Console Input (STDIN)
Section titled “Console Input (STDIN)”A good server console is interactive. Server admins should be able to type commands into the console to control the server without restarting it.
Accept STDIN commands using the same syntax as in-game admin commands. This keeps the command language consistent between the console and in-game usage.
Standard Commands
Section titled “Standard Commands”Every server should support at minimum:
| Command | Purpose |
|---|---|
stop or quit or exit | Gracefully shut down the server |
save | Force a world save |
status | Print current server status (player count, uptime, map) |
list or players | List connected players with their platform IDs |
kick <player> | Disconnect a player |
ban <player> | Ban a player from the server |
say <message> | Send a message to all connected players |
Command Design
Section titled “Command Design”- Use consistent syntax. Don’t mix
/kick,!kick, andkick. - Return feedback for every command. Silence means the admin doesn’t know if it worked.

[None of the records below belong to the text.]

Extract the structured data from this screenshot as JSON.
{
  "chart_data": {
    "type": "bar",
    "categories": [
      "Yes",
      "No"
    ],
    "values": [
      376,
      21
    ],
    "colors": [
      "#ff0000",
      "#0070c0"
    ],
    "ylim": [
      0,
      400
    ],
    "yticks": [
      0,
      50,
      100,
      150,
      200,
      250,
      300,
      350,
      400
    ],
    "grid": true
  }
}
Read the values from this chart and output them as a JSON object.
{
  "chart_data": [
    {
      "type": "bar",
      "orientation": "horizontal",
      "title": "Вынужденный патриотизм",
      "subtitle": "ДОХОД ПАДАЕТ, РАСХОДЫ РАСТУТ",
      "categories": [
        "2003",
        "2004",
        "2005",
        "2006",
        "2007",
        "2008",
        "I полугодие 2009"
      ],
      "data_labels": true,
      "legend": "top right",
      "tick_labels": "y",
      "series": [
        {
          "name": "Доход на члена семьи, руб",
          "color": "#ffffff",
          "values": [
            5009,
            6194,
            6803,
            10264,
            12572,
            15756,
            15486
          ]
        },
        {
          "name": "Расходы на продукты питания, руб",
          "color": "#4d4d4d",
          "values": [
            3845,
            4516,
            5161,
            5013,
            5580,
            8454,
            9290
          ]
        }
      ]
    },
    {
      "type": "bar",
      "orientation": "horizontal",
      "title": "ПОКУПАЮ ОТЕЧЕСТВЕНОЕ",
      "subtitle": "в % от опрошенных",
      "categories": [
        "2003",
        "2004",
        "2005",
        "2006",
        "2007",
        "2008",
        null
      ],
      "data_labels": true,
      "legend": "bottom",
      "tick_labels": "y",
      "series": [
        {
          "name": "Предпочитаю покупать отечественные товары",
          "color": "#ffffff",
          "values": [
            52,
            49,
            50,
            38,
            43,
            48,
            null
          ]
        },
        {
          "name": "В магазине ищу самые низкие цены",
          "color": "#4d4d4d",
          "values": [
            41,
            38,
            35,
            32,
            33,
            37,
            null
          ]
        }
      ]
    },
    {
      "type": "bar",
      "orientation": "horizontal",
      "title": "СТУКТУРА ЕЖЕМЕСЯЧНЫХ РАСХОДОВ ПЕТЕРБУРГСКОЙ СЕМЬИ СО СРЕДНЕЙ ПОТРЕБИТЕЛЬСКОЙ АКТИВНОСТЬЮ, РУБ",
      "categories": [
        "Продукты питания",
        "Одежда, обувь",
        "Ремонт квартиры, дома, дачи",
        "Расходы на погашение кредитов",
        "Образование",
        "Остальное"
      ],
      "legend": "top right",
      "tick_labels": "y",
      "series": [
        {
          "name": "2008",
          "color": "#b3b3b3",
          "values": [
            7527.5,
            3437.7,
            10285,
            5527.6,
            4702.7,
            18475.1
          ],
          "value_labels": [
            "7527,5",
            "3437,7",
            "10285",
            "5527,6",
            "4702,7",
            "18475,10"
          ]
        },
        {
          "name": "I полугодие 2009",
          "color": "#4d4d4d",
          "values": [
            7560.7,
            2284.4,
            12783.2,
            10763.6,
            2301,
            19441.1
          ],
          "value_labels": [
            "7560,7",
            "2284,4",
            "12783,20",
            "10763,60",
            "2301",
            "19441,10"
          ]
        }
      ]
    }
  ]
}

- Handle bad input gracefully. An invalid command should not crash the server.
- Support a
helpcommand that lists available commands.
RCON (Remote Console)
Section titled “RCON (Remote Console)”RCON allows admins to send console commands to the server over the network, without direct access to the server’s terminal.
If you want to support remote administration, implementing a basic RCON protocol gives hosting platforms the ability to build admin UIs that issue commands on behalf of server owners. Valve’s Source RCON protocol is widely supported by existing tools, but any TCP-based command protocol works.
RCON should be:
- Disabled by default
- Password-protected
- On a configurable port
- Rate-limited to prevent abuse
Avoid TTYs or Custom Console Implementations
Section titled “Avoid TTYs or Custom Console Implementations”Some engines provide a built-in console window or TTY interface. This can be useful for local development, but it is not suitable for production servers running in headless environments. If your engine has a built-in console, make sure it also supports writing to STDOUT and reading from STDIN so that hosting platforms can interact with it. Do not rely solely on a custom console implementation that may not work in all environments.
If you must use a custom console for development, consider adding a “batch mode” that bypasses the custom console and uses standard input/output instead via a -batchmode option or similar. This gives you the best of both worlds: a rich console experience during development and a compatible interface for hosting platforms in production. STDOUT/STDERR streams should not be littered with ANSI escapes or cursor control codes that make them unreadable by log parsers.